Today, the Trump administration announced that inbound flights from certain parts of the world, notably the Middle East, can no longer allow passengers to carry large electronics such as laptops and electronic gaming systems in the cabin. The ban, swiftly implemented in the UK as well, comes due to concerns of bombs being stored in these devices. But the ban itself makes no sense on a security level. It makes a lot of sense, however, on a political one.
The rule is odd in how specific it is. Essentially, all “large electronics” — defined as anything larger than a smartphone, will need to be placed in checked baggage on direct flights to the US from ten airports: Queen Alia International Airport, Cairo International Airport, Ataturk International Airport, King Abdul-Aziz International Airport, King Khalid International Airport, Kuwait International Airport, Mohammed V Airport, Hamad International Airport, Dubai International Airport, and Abu Dhabi International Airport.
If we were really talking about security, any potential explosives would do just as much damage in the cargo hold as they would in the cabin. But here’s where it gets counter-intuitive: pilots aren’t fans of lithium batteries — which most of our portable electronics run on — and for good reason. There have been many, many incidents of lithium batteries putting flights at risk since 1994, and battery risk was what grounded the Galaxy Note 7. Pilots prefer lithium batteries where they’re closer to fire prevention tools, if they must be on the plane at all. Not burning away in the hold. So this idea could actually be making flights far less safe.

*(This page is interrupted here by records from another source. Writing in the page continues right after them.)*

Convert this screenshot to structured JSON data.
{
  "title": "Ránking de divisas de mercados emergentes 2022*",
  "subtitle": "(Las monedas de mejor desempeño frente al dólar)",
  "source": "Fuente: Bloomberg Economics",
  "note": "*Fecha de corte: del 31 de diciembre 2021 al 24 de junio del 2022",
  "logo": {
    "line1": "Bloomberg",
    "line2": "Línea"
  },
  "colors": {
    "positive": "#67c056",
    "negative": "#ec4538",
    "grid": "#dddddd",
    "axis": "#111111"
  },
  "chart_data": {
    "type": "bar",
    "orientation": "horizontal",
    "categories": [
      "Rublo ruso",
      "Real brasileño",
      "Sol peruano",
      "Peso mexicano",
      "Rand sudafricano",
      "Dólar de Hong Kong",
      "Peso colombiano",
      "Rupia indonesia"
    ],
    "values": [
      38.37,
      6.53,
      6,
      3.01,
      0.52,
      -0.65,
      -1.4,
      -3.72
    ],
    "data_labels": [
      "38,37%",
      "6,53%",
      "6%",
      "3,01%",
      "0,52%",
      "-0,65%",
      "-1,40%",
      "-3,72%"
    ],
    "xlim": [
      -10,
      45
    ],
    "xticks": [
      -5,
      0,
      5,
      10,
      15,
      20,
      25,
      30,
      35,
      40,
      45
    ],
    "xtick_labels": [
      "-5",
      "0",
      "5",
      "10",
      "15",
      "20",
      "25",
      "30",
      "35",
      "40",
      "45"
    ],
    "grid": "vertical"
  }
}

Not helping matters is the fact that the reasons behind this rule are vague at best. The DHS doesn’t even cite specific intelligence when announcing the rule:
We have reason to be concerned about attempts by terrorist groups to circumvent aviation security and terrorist groups continue to target aviation interests. Implementing additional security measures enhances our ability to mitigate further attempts against the overseas aviation industry.
In other words, there may or may not be a threat, and we may or may not be told what it is at an unspecified time. Why these particular airports (all, it should be noted, in the Middle East and most in Muslim-majority countries) and airlines? Why electronics, specifically? We don’t know. In fact, we may never know.

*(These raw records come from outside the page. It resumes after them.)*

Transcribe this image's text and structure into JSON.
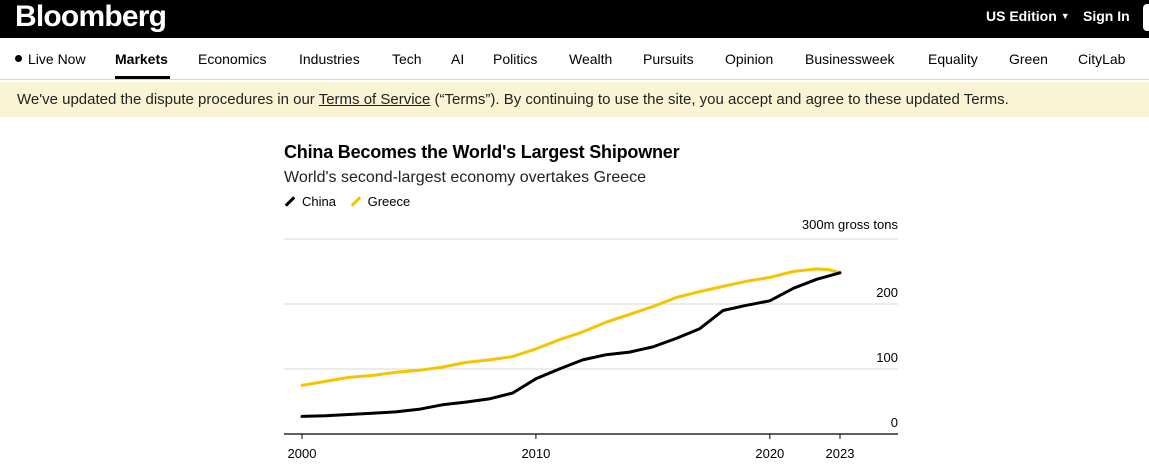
{
  "header": {
    "logo": "Bloomberg",
    "edition_label": "US Edition",
    "signin_label": "Sign In"
  },
  "nav": {
    "items": [
      {
        "label": "Live Now"
      },
      {
        "label": "Markets"
      },
      {
        "label": "Economics"
      },
      {
        "label": "Industries"
      },
      {
        "label": "Tech"
      },
      {
        "label": "AI"
      },
      {
        "label": "Politics"
      },
      {
        "label": "Wealth"
      },
      {
        "label": "Pursuits"
      },
      {
        "label": "Opinion"
      },
      {
        "label": "Businessweek"
      },
      {
        "label": "Equality"
      },
      {
        "label": "Green"
      },
      {
        "label": "CityLab"
      }
    ],
    "active": "Markets"
  },
  "notice": {
    "text_before": "We've updated the dispute procedures in our ",
    "link_text": "Terms of Service",
    "text_after": " (“Terms”). By continuing to use the site, you accept and agree to these updated Terms."
  },
  "chart_data": {
    "type": "line",
    "title": "China Becomes the World's Largest Shipowner",
    "subtitle": "World's second-largest economy overtakes Greece",
    "unit_label": "300m gross tons",
    "xlabel": "",
    "ylabel": "",
    "xlim": [
      1999.9,
      2025.2
    ],
    "ylim": [
      0,
      300
    ],
    "x_ticks": [
      2000,
      2010,
      2020,
      2023
    ],
    "y_ticks": [
      {
        "value": 0,
        "label": "0"
      },
      {
        "value": 100,
        "label": "100"
      },
      {
        "value": 200,
        "label": "200"
      },
      {
        "value": 300,
        "label": ""
      }
    ],
    "colors": {
      "China": "#000000",
      "Greece": "#f5c400"
    },
    "series": [
      {
        "name": "China",
        "x": [
          2000,
          2001,
          2002,
          2003,
          2004,
          2005,
          2006,
          2007,
          2008,
          2009,
          2010,
          2011,
          2012,
          2013,
          2014,
          2015,
          2016,
          2017,
          2018,
          2019,
          2020,
          2021,
          2022,
          2023
        ],
        "values": [
          27,
          28,
          30,
          32,
          34,
          38,
          45,
          49,
          54,
          63,
          85,
          100,
          114,
          122,
          126,
          134,
          147,
          162,
          190,
          198,
          205,
          224,
          238,
          248
        ]
      },
      {
        "name": "Greece",
        "x": [
          2000,
          2001,
          2002,
          2003,
          2004,
          2005,
          2006,
          2007,
          2008,
          2009,
          2010,
          2011,
          2012,
          2013,
          2014,
          2015,
          2016,
          2017,
          2018,
          2019,
          2020,
          2021,
          2022,
          2022.5,
          2023
        ],
        "values": [
          75,
          81,
          87,
          90,
          95,
          98,
          103,
          110,
          114,
          119,
          131,
          145,
          157,
          172,
          184,
          196,
          210,
          219,
          227,
          235,
          241,
          250,
          254,
          253,
          248
        ]
      }
    ]
  }
}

Furthermore, if the goal is to stymie terrorists, any terrorist who understands air routes would find it easy to get around. The rule only requires laptops in the hold for direct flights from a handful of airports. It would be simple to fly to another hub in Europe, such as Frankfurt, which isn’t affected by the rule, and fly from there.
So why pass the rule in the first place? Washington Post analysts have an alternative explanation: It’s an attempt to get back at state-funded airlines, who are facing an enormous loss of business.
Business travelers are disproportionately likely to want to work on the plane — the reason they are prepared to pay business-class or first-class fares is because it allows them to work in comfort. These travelers are unlikely to appreciate having to do all their work on smartphones, or not being able to work at all. The likely result is that many of them will stop flying on Gulf airlines, and start traveling on U.S. airlines instead.
Protectionism has been a sore spot for years among politicians and airlines across the world, and of the nine airlines most heavily affected, eight have at least some financial ties, and thus preferential treatment, to state governments. While the US has largely deregulated airline travel, thanks to Jimmy Carter, most airlines are still protected by the countries they fly from in some ways.
Of course, all of this relies on what amounts to a free-flowing system of travel, where you can more or less hop on a plane and go anywhere in the world if your credit card (or expense account) is good for it. The Trump administration seems to have found a loophole to make that more complicated, or at least annoying. The question for travelers now becomes how much work they can do on their smartphones, and how long the rule will be in place.